Norovirus is a common but contagious virus that causes diarrhea, nausea, vomiting, and stomach pain. Some people also experience fever, headache or body aches. Download a Norovirus fact sheet. (Español)
Who gets Norovirus?
Everyone - children and adults are all at risk.
How is Norovirus spread?
This virus is spread by having contact with the feces or vomit of another person who has the illness. Feces or vomit can accidentally get in the mouth of other people by:
- Eating food or drinking liquids that are contaminated with the virus.
- Touching surfaces contaminated with the virus then putting your fingers in your mouth.
- Having direct contact with another person who is infected and showing symptoms (for example, when caring for someone with an illness, or sharing foods or eating utensils with someone who is ill).
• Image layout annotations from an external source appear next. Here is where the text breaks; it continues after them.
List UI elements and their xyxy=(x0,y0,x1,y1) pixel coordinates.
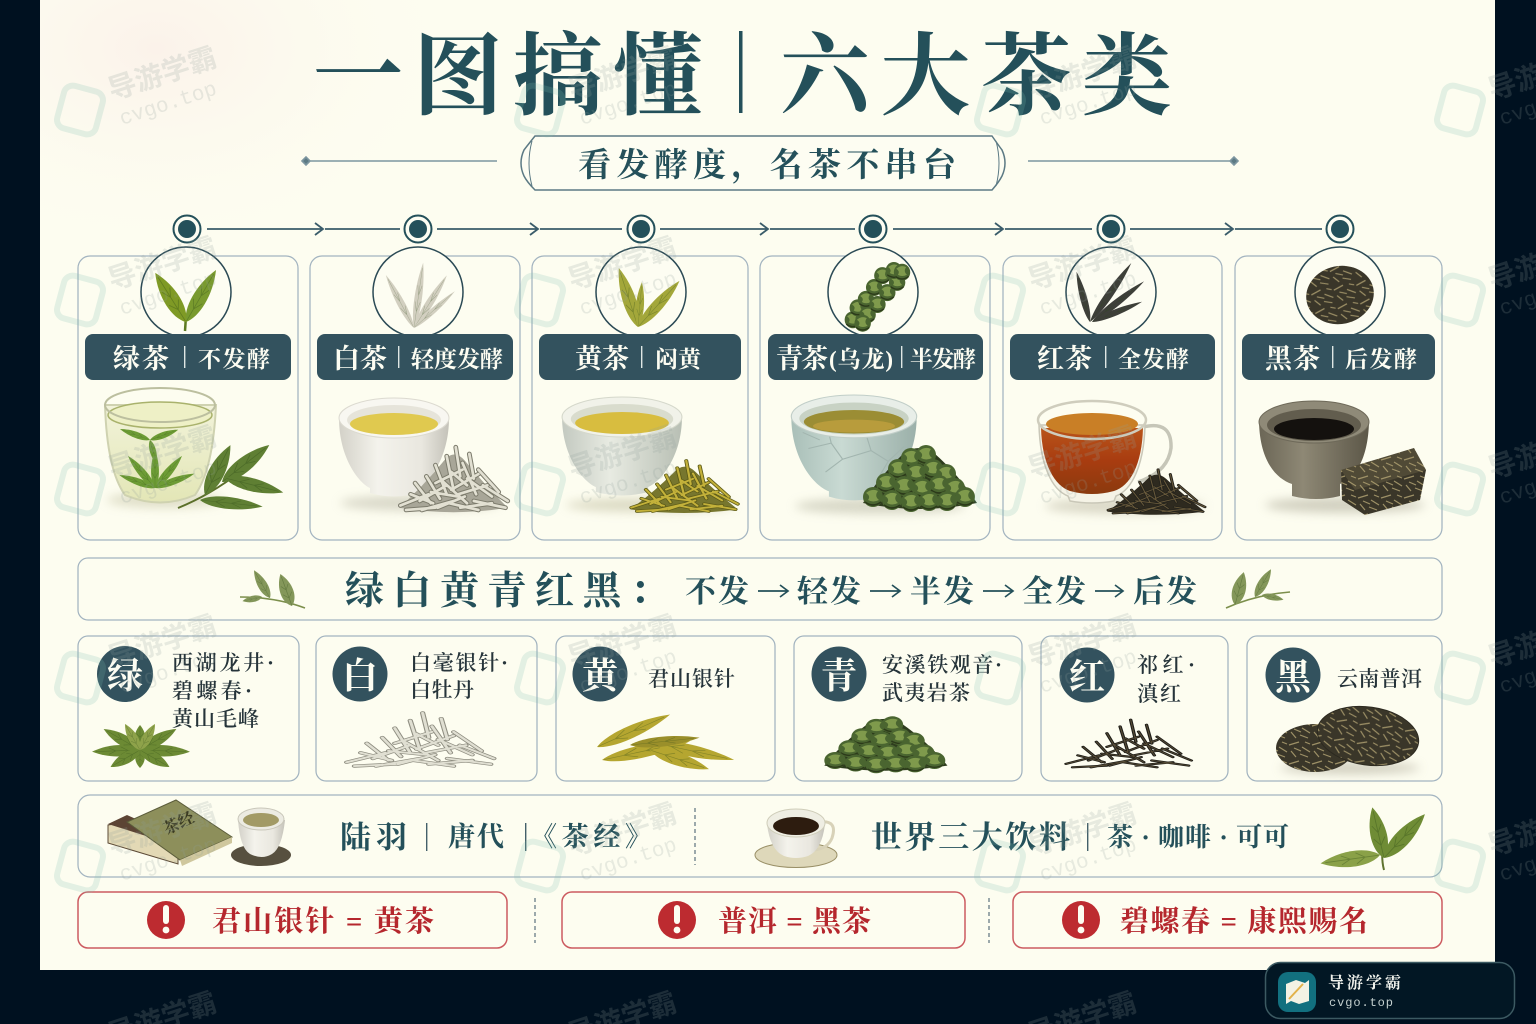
warning: Biluochun xyxy=(1013,892,1442,948)
badge 黄: 黄 xyxy=(582,656,622,696)
label: dark tea: 后发酵 xyxy=(1345,347,1417,372)
list: white tea names: 白毫银针· xyxy=(410,651,508,675)
icon: tea cup on saucer xyxy=(231,808,291,866)
title xyxy=(313,28,1172,127)
icon: alert xyxy=(1062,901,1100,939)
brand badge: 导游学霸 xyxy=(1328,974,1401,992)
label: black tea xyxy=(1010,334,1215,380)
icon: golden buds xyxy=(594,709,735,775)
watermark grid: cvgo.top xyxy=(577,269,680,322)
badge 绿: 绿 xyxy=(107,656,143,696)
watermark grid: 导游学霸 xyxy=(104,421,220,485)
panel: dark tea xyxy=(1235,247,1442,540)
text: world three drinks xyxy=(871,820,1289,855)
label: dark tea: 黑茶 xyxy=(1265,344,1320,374)
watermark grid: cvgo.top xyxy=(1037,269,1140,322)
icon: oolong pearls xyxy=(824,716,947,773)
icon: white tea buds xyxy=(373,247,463,337)
label: white tea xyxy=(317,334,513,380)
brand badge: cvgo.top xyxy=(1329,996,1393,1010)
subtitle flourish left xyxy=(302,157,497,165)
text: world three drinks: 茶 · 咖啡 · 可可 xyxy=(1107,823,1289,852)
label: black tea: 全发酵 xyxy=(1118,347,1189,372)
icon: Classic of Tea book: 茶经 xyxy=(160,807,198,838)
label: oolong tea: 青茶 xyxy=(776,343,828,374)
list: white tea names xyxy=(410,651,508,702)
list: green tea names: 黄山毛峰 xyxy=(172,707,259,731)
illustration: glass of green tea with sprig xyxy=(105,388,285,513)
text: Lu Yu xyxy=(340,820,652,855)
watermark grid: cvgo.top xyxy=(577,835,680,888)
icon: oolong rolled leaves xyxy=(828,247,918,337)
watermark grid: cvgo.top xyxy=(117,835,220,888)
text: dark tea name: 云南普洱 xyxy=(1337,667,1422,691)
list: oolong names: 武夷岩茶 xyxy=(882,681,970,705)
watermark grid: 导游学霸 xyxy=(564,610,680,674)
icon: Classic of Tea book xyxy=(108,800,232,866)
label: oolong tea xyxy=(768,334,983,380)
badge 青 xyxy=(812,646,866,702)
icon: green loose leaves xyxy=(92,722,190,772)
watermark grid: 导游学霸 xyxy=(1024,610,1140,674)
list: black tea names: 祁红· xyxy=(1137,653,1195,677)
label: dark tea xyxy=(1242,334,1435,380)
list: oolong names: 安溪铁观音· xyxy=(882,653,1002,677)
watermark grid: 导游学霸 xyxy=(104,610,220,674)
watermark grid: 导游学霸 xyxy=(1024,798,1140,862)
card: black tea examples xyxy=(1041,636,1228,781)
label: yellow tea xyxy=(539,334,741,380)
illustration: stoneware cup with brick tea xyxy=(1259,401,1426,515)
mnemonic banner: 半发 xyxy=(910,574,974,609)
watermark grid: 导游学霸 xyxy=(104,798,220,862)
warning: Pu-erh: 普洱 = 黑茶 xyxy=(718,905,871,938)
watermark grid: cvgo.top xyxy=(1037,79,1140,132)
label: white tea: 白茶 xyxy=(333,344,387,374)
card: oolong examples xyxy=(794,636,1022,781)
label: green tea: 绿茶 xyxy=(113,344,169,374)
illustration: glass cup of red tea xyxy=(1038,401,1205,515)
illustration: celadon cup with oolong pearls xyxy=(791,395,977,514)
title: 六大茶类 xyxy=(780,28,1172,127)
icon: yellow tea leaf xyxy=(596,247,686,337)
panel: black tea xyxy=(1003,247,1222,540)
watermark grid: cvgo.top xyxy=(117,79,220,132)
label: oolong tea: (乌龙) xyxy=(829,347,893,372)
panel: white tea xyxy=(310,247,520,540)
icon: coffee cup xyxy=(755,809,837,868)
badge 白 xyxy=(332,646,388,702)
illustration: porcelain cup with golden needles xyxy=(562,397,738,513)
banner: Lu Yu and world drinks xyxy=(78,795,1442,877)
icon: brand logo xyxy=(1278,972,1316,1012)
badge 黑 xyxy=(1266,648,1320,702)
card: dark tea examples xyxy=(1247,636,1442,781)
badge 黄 xyxy=(572,646,628,702)
subtitle ribbon xyxy=(521,136,1005,190)
list: oolong names xyxy=(882,653,1002,705)
icon: black tea leaves xyxy=(1066,247,1156,337)
watermark grid: cvgo.top xyxy=(117,269,220,322)
card: yellow tea examples xyxy=(556,636,775,781)
list: black tea names xyxy=(1137,653,1195,706)
list: white tea names: 白牡丹 xyxy=(410,678,474,702)
warning: Pu-erh xyxy=(562,892,965,948)
icon: silver needles xyxy=(347,713,494,766)
watermark grid: 导游学霸 xyxy=(1024,232,1140,296)
label: yellow tea: 闷黄 xyxy=(655,347,704,372)
watermark grid: 导游学霸 xyxy=(1024,421,1140,485)
dashed divider xyxy=(694,808,696,865)
mnemonic banner: 绿白黄青红黑： xyxy=(345,570,669,613)
mnemonic banner: 轻发 xyxy=(797,574,861,609)
icon: pu-erh cakes xyxy=(1276,700,1423,774)
label: oolong tea: 半发酵 xyxy=(910,347,976,372)
mnemonic banner: 不发 xyxy=(685,574,749,609)
mnemonic banner xyxy=(78,558,1442,620)
text: Lu Yu: 唐代 xyxy=(448,822,504,852)
card: white tea examples xyxy=(316,636,537,781)
icon: green tea leaf xyxy=(141,247,231,337)
panel: oolong tea xyxy=(760,247,990,540)
watermark grid: 导游学霸 xyxy=(104,42,220,106)
dashed separator xyxy=(988,898,990,943)
label: green tea xyxy=(85,334,291,380)
subtitle flourish right xyxy=(1028,157,1238,165)
icon: dark twigs xyxy=(1066,720,1191,767)
badge 绿 xyxy=(97,646,153,702)
label: white tea: 轻度发酵 xyxy=(411,346,503,372)
warning: Junshan Yinzhen xyxy=(78,892,507,948)
mnemonic banner: 后发 xyxy=(1133,574,1197,609)
list: green tea names xyxy=(172,651,274,731)
watermark grid: 导游学霸 xyxy=(104,232,220,296)
panel: green tea xyxy=(78,247,298,540)
icon: left sprig xyxy=(240,568,305,608)
dashed separator xyxy=(534,898,536,943)
icon: right sprig xyxy=(1226,567,1290,608)
badge 黑: 黑 xyxy=(1275,657,1313,697)
icon: fresh tea sprig xyxy=(1319,805,1431,871)
watermark grid: 导游学霸 xyxy=(564,798,680,862)
subtitle ribbon: 看发酵度，名茶不串台 xyxy=(578,147,957,184)
watermark grid: cvgo.top xyxy=(577,458,680,511)
list: black tea names: 滇红 xyxy=(1137,682,1181,706)
watermark grid: cvgo.top xyxy=(1037,835,1140,888)
badge 红 xyxy=(1060,648,1114,702)
watermark grid: cvgo.top xyxy=(117,458,220,511)
card: green tea examples xyxy=(78,636,299,781)
badge 白: 白 xyxy=(342,656,378,696)
warning: Junshan Yinzhen: 君山银针 = 黄茶 xyxy=(212,905,434,938)
text: world three drinks: 世界三大饮料 xyxy=(871,820,1070,855)
watermark grid: cvgo.top xyxy=(577,647,680,700)
label: green tea: 不发酵 xyxy=(198,347,270,372)
fermentation timeline xyxy=(174,216,1354,242)
text: Lu Yu: 《茶经》 xyxy=(530,822,652,852)
text: Lu Yu: 陆羽 xyxy=(340,820,407,855)
watermark grid: cvgo.top xyxy=(117,647,220,700)
panel: yellow tea xyxy=(532,247,748,540)
illustration: white cup with silver needles xyxy=(339,398,508,512)
mnemonic banner: 全发 xyxy=(1022,574,1086,609)
title: 一图搞懂 xyxy=(313,28,703,127)
label: yellow tea: 黄茶 xyxy=(575,344,629,374)
icon: alert xyxy=(658,901,696,939)
watermark grid: cvgo.top xyxy=(1037,647,1140,700)
text: yellow tea name: 君山银针 xyxy=(648,667,735,691)
watermark grid: 导游学霸 xyxy=(564,42,680,106)
icon: pressed dark tea cake xyxy=(1295,247,1385,337)
label: black tea: 红茶 xyxy=(1037,344,1092,374)
list: green tea names: 碧螺春· xyxy=(172,679,252,703)
icon: alert xyxy=(147,901,185,939)
watermark grid: 导游学霸 xyxy=(564,232,680,296)
watermark grid: cvgo.top xyxy=(1037,458,1140,511)
watermark grid: 导游学霸 xyxy=(564,421,680,485)
list: green tea names: 西湖龙井· xyxy=(172,651,274,675)
watermark grid: 导游学霸 xyxy=(1024,42,1140,106)
brand badge xyxy=(1266,962,1514,1018)
badge 青: 青 xyxy=(821,656,857,696)
watermark grid: cvgo.top xyxy=(577,79,680,132)
warning: Biluochun: 碧螺春 = 康熙赐名 xyxy=(1120,904,1368,938)
badge 红: 红 xyxy=(1069,657,1105,697)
How can Norovirus be prevented?
- Wash your hand frequently!
- Wash your hands if you are about to consume food or if you are around food. If you cannot wash our hands, use hand sanitizers.
- Wash your hands with soap and water after using the bathroom.
- Denver Public Health recommends using a 10 percent solution of household chlorine bleach (a cup of bleach per nine cups of water) to clean and disinfect more frequently than usual, bathrooms, bathtubs, toilets, and areas of the home commonly touched, such as handrails and doorknobs. Do not mix this bleach solution with other household cleaners.
- Promptly clean and disinfect any area that becomes soiled with feces or vomit with a bleach solution.
- Handle soiled linens and clothing as little as possible. They should be laundered with detergent in hot water for the longest time available and then machine dried.
- If you are sick, stay home or away from school for a minimum of 2-3 days after symptoms (vomiting and diarrhea) have ended. This will protect friends, classmates and co-workers from getting sick.
Wash your hands the right way:
- Wet your hands and rub together with soap.
- Run your hands for at least 20 seconds and hum the "Happy Birthday" song twice.
- Rinse your hands and dry using a clean towel.
When to contact your physician:
- If the illness lasts more than 24 hours.
- If the fever won't go down using ordinary means such as fluids, ibuprofen or Tylenol.
- If frequent stools occur and/or vomiting more than three times a day, dehydration may occur. If fluids aren't tolerated, see a physician.